Reseña de “Un recodo en el río” de V. S. Naipaul

 

Por Víctor Daniel López  < VDL >

Twitter @vicdanlop

 

 

 

El mundo es lo que es; los hombres que son nada,
que se permiten llegar a ser nada, no tienen lugar en él.

 

Desde hace tiempo el ritmo de los tambores de África me llama. Es como si fuera una melodía que atraviesa todo el océano para envolver mis sentidos, y entonces respirar la tierra que tanto amó Hemingway, la libertad de la sabana, los paisajes, el Kilimanjaro, las tribus con sus religiones e ideologías que no terminan de ser contaminadas del todo por el pensamiento occidental. Un ritmo que atraviesa el océano para contarnos historias de otro mundo que sin embargo radica en el nuestro mismo. Historias buenas y malas. De libertad y lo contrario. Historias de belleza imprescindible, pero también de una amargura que desgarra y acongoja. Historias que nos inspiran a ser libres.

Llegó hace unas semanas a mis manos el libro Un recodo en el río” del escritor trinitense V. S. Naipaul, Premio Nobel de Literatura del año 2001. Entonces fue que los tambores se hicieron sonar aún más fuerte. Pude oler la tierra para transportarme a la selva africana, a un país al centro de África, cuyo nombre no lo expone el autor pero que por las referencias dadas posiblemente sea la República Democrática del Congo. Con la historia sobre una transformación de un pueblo y una sociedad al querer modernizar África. Salim, el comerciante protagonista, va viendo cómo cambia todo alrededor suyo: El pueblo que se levanta en el recodo de un río; la ciudad que, con sus sombras, pareciera moverse para avanzar por sí sola hacia una dirección desconocida pero que se sabe insegura; la selva con sus ruidos y sus silencios. Metty, el esclavo, acompaña a Salim. También Ferdinand, a quien termina por acoger y ve en él la transformación que puede llegar a generar esa cosa que se llama educación. Y también está Indar, el incomprendido, porque no se halla en la África pobre y termina por compararlo todo con la Europa moderna. Esta es la lucha por emprender, una constante fuerza obligada a adaptarse. Pero los ríos siguen corriendo y los aviones pasando.
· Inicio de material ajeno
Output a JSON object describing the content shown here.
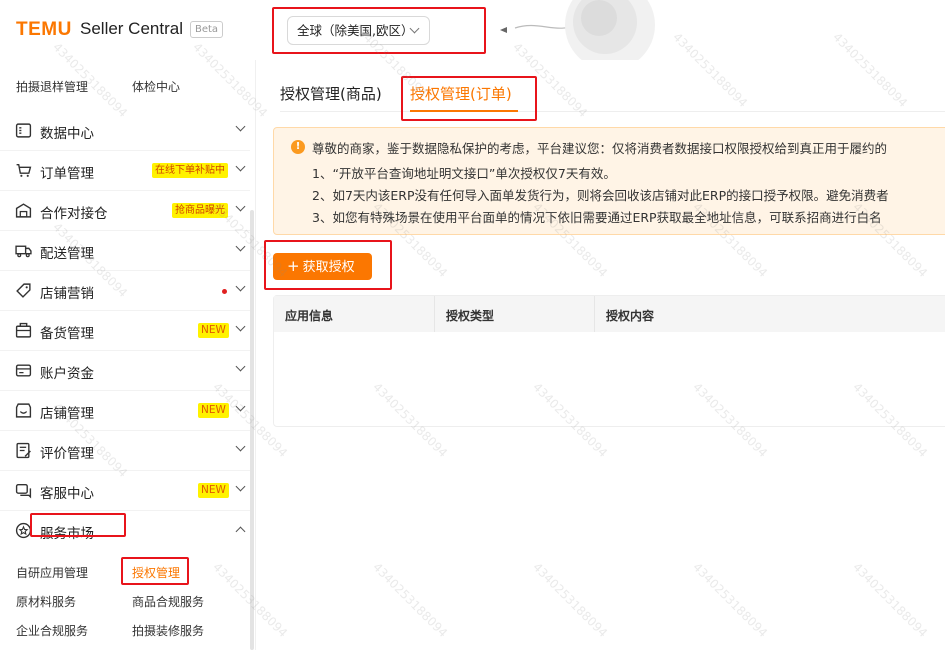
{
  "header": {
    "logo": "TEMU",
    "product": "Seller Central",
    "beta": "Beta",
    "region_select": "全球（除美国,欧区）"
  },
  "sidebar": {
    "top_sub_items": [
      "拍摄退样管理",
      "体检中心"
    ],
    "items": [
      {
        "label": "数据中心",
        "icon": "bar-chart-icon",
        "badge": ""
      },
      {
        "label": "订单管理",
        "icon": "cart-icon",
        "badge": "在线下单补贴中"
      },
      {
        "label": "合作对接仓",
        "icon": "warehouse-icon",
        "badge": "抢商品曝光"
      },
      {
        "label": "配送管理",
        "icon": "truck-icon",
        "badge": ""
      },
      {
        "label": "店铺营销",
        "icon": "tag-icon",
        "badge": ""
      },
      {
        "label": "备货管理",
        "icon": "box-icon",
        "badge": "NEW"
      },
      {
        "label": "账户资金",
        "icon": "wallet-icon",
        "badge": ""
      },
      {
        "label": "店铺管理",
        "icon": "store-icon",
        "badge": "NEW"
      },
      {
        "label": "评价管理",
        "icon": "review-icon",
        "badge": ""
      },
      {
        "label": "客服中心",
        "icon": "chat-icon",
        "badge": "NEW"
      },
      {
        "label": "服务市场",
        "icon": "service-icon",
        "badge": ""
      }
    ],
    "service_sub_items": [
      "自研应用管理",
      "授权管理",
      "原材料服务",
      "商品合规服务",
      "企业合规服务",
      "拍摄装修服务"
    ]
  },
  "main": {
    "tabs": [
      {
        "label": "授权管理(商品)"
      },
      {
        "label": "授权管理(订单)"
      }
    ],
    "notice": {
      "line1": "尊敬的商家，鉴于数据隐私保护的考虑，平台建议您：仅将消费者数据接口权限授权给到真正用于履约的",
      "line2": "1、“开放平台查询地址明文接口”单次授权仅7天有效。",
      "line3": "2、如7天内该ERP没有任何导入面单发货行为，则将会回收该店铺对此ERP的接口授予权限。避免消费者",
      "line4": "3、如您有特殊场景在使用平台面单的情况下依旧需要通过ERP获取最全地址信息，可联系招商进行白名"
    },
    "get_auth_button": "获取授权",
    "table_headers": [
      "应用信息",
      "授权类型",
      "授权内容"
    ]
  },
  "watermark": "4340253188094",
  "colors": {
    "accent": "#fb7701",
    "annotation": "#e8141b",
    "badge_bg": "#fff200"
  }
}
Los aviones que nos llevan a Londres y vemos la yuxtaposición de ideas, imágenes, tecnología y conciencia social que diferencian a un país del otro (aunque por dentro no disten mucho).

Después de la independencia de aquel país, tras un golpe de estado, han tratado de liberar a la ciudad alejándola de sus verdaderas raíces. La cultura. La religión. La lucha entre etnias que se ven con ojos distintos, unos por ser africanos, otros por su ascendencia europea. La presencia que se dibuja sin aparecer de “El gran hombre”. El presidente liderando aquella modernización que pretende europerizar al continente africano con el proyecto de urbanización “El Dominio” que habría de traer el progreso y crecimiento económico que tanto necesitaban. La llegada de la industria que lucha por pretender alcanzar los más recónditos lugares. El orden que termina convirtiéndose en un desenfreno total y autoritarismo de terror (que con sutileza nos pincelan la figura del dictador Mobutu Sese Seko). El culto a la personalidad que se va impregnando en el aire de todas las calles. La importación y automatización de una serie de cosas que están siendo parte de la revolución industrial africana: como la cerveza, el vino, o la hermosa música, hasta entonces desconocida en aquella parte del mundo, de una americana llamada Joan Baez que canta con melancolía “Barbara Allen”. Y entonces, a veces, pareciera que no toda la modernización fuera tan mala.

Una historia que nos lleva al desierto, a la selva, a la sabana africana. Para palparla y palpar los sueños de los hombres que buscan tener algo que perseguir, aunque a veces también sólo se trata de sobrevivir. La pérdida de sentido. La carencia de identidad. El arrebato de las raíces de los árboles que han dado sombra a aquel lugar que emergió a orillas del río. El regreso a casa con su confusión de andar. Y a veces, aún con todo, sólo queda tristemente el huir hacia ningún lugar.